|
OTOMOTIFNET - Kalau motor utuh baru diberlakukan 2012, lain halnya dengan aneka aksesori dan komponen roda dua. Imbasnya bakal semakin terasa lantaran hasil pemantauan yang dilakukan beberapa produsen perlengkapan motor Tanah Air hingga 2008, dari sekian banyak part maupun aksesori kendaraan roda dua yang beredar di Indonesia, sebagian besar merupakan produk luar negeri.
AKSESORI
“Paling banyak berasal dari Cina, yakni hampir 50%. Produk bikinan dalam negeri hanya sekitar 35%. Sementara sisanya ada yang dari Thailand, Taiwan, Malaysia dan sebagainya,” bilang Sjafri Ganie, ketua I Asosiasi Produsen & Pedagang Perlengkapan Motor Indonesia (ASP3MI).
Serbuan produk-produk asal negeri Tirai Bambu tersebut diakui oleh para produsen lokal merupakan ancaman yang cukup serius bagi kelangsungan hidup produk-produk dalam negeri. Apalagi dengan diberlakukannya FTA ASEAN-Cina mulai Januari tahun ini.
“Dengan diturunkannya bea masuk impor sesuai perjanjian FTA ASEAN-Cina itu, bisa dipastikan bakal makin banyak lagi produk-produk Cina yang masuk ke Indonesia. Sebelumnya saja sudah banyak, meski pajak masuknya masih tinggi. Apalagi sekarang,” lanjut bos PT Marconrindo Utama, produsen knalpot merek R9 ini.
Kekhawatiran ASP3MI itu bukan tanpa alasan. Pasalnya, barang-barang Cina terkenal dengan murahnya. “Meski dari segi kualitas jauh di bawah produk lokal, orang kita banyak juga yang terpikat membeli komponen dari Cina itu karena pertimbangan harga tadi,” tambah Sjafri.
AUDIO
Kalau kalangan aksesori motor mulai pasang kuda-kuda, pemain audio Tanah Air melihatnya belumlah mengkhawatirkan. Justru, buat pemain audio kelas kakap, bisa menurunkan cost lantaran impor audio secara utuh dari Cina bisa terpangkas biayanya.
Sebut saja merek Roger’s Car Audio milik PT Multi Mayaka (MM) di kawasan industri Pulogadung, Jaktim. Menurut Simon Hendiawan, sales manager MM, pihaknya belum lama mendatangkan langsung produk Roger’s dari Cina secara resmi.

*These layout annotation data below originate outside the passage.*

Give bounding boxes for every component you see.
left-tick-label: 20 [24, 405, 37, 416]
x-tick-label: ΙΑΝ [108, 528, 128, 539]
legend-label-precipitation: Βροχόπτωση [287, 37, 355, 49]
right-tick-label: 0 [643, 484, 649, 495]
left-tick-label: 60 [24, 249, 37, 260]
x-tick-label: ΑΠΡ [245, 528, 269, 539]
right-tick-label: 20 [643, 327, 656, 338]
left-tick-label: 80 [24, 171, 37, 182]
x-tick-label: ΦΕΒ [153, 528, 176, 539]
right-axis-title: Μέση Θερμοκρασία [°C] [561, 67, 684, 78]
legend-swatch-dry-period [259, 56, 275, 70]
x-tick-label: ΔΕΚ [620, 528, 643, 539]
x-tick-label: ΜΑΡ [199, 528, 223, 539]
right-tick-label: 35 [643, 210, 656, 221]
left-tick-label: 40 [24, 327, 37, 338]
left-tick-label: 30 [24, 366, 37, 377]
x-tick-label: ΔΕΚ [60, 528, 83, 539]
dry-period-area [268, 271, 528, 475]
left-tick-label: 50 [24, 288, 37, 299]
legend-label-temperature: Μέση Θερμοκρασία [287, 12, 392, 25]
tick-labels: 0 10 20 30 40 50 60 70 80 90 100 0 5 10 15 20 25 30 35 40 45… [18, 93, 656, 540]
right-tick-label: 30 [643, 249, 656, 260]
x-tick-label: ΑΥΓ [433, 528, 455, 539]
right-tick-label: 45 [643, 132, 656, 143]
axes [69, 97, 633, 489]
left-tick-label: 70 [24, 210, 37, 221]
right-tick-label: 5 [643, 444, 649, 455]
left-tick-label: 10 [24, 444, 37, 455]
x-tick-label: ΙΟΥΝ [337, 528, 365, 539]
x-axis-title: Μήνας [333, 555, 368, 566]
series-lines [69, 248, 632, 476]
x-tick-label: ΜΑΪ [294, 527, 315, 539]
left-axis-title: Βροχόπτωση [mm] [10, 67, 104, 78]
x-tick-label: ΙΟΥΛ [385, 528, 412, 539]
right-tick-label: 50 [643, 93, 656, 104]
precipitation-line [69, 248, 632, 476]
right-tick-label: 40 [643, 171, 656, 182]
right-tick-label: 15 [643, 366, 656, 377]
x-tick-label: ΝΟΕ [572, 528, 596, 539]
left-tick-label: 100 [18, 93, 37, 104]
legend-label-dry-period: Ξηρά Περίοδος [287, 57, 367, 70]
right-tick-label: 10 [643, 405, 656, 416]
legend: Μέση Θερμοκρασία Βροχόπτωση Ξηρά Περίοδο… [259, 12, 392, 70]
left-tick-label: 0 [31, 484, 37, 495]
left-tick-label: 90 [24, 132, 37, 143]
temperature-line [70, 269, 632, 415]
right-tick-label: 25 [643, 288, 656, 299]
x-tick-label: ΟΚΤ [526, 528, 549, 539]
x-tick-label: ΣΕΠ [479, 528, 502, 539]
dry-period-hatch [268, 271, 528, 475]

“Tapi kebijakan bea masuk nol persen belum terealisasi,” tandas pria yang bulan ini merayakan hari kelahirannya itu.
Menurut Simon, jika nanti benar-benar diberlakukan bea masuk barang impor dari Cina sebesar nol persen, kemungkinan besar akan berimbas langsung pada produk yang harganya di bawah Rp 1 juta.
“Sebab barang seharga Rp 1 juta ke atas tetap dikenakan PPnBM (pajak pertambahan Nilai Barang Mewah) dengan tarif antara 10-25% dari harga barang,” urai pembesut Nissan Livina ini.
Namun begitu, besarnya penurunan harga untuk produk di bawah Rp 1 juta, diperkirakan tak terlampau signifikan. “Sebab pada praktiknya, meski bea masuk sudah tidak ada alias nol persen, biaya jasa kurir (handling cost) serta trade insurance tetap tak berubah,” papar Paulus Kristianto, marketing director PT Audio Plus di Meruya, Jakbar.
Kondisi tersebut memang riil, lantaran selama ini bisnis komponen car audio di Tanah Air masih banyak didominasi oleh pihak-pihak yang menggunakan metode door to door service untuk mendatangkan barang yang diimpor langsung dari Cina.
Artinya sebagian besar importir car audio lokal, masih sangat mengandalkan jasa perusahaan lain yang sudah mengantongi ijin impor secara resmi.
Alhasil benefit yang diharapkan dengan perjanjian FTA ini, rasanya tidak banyak terasa bagi kalangan pebisnis. Alasan klise demi persaingan harga dengan para rival, sudah jadi acuan bisnis mereka hingga saat ini. Tak pelak jasa forwarder sebagai ujung tombak praktik door to door service, masih dipercaya lebih mendatangkan keuntungan.
Kalau sudah begitu, siapa yang diuntungkan?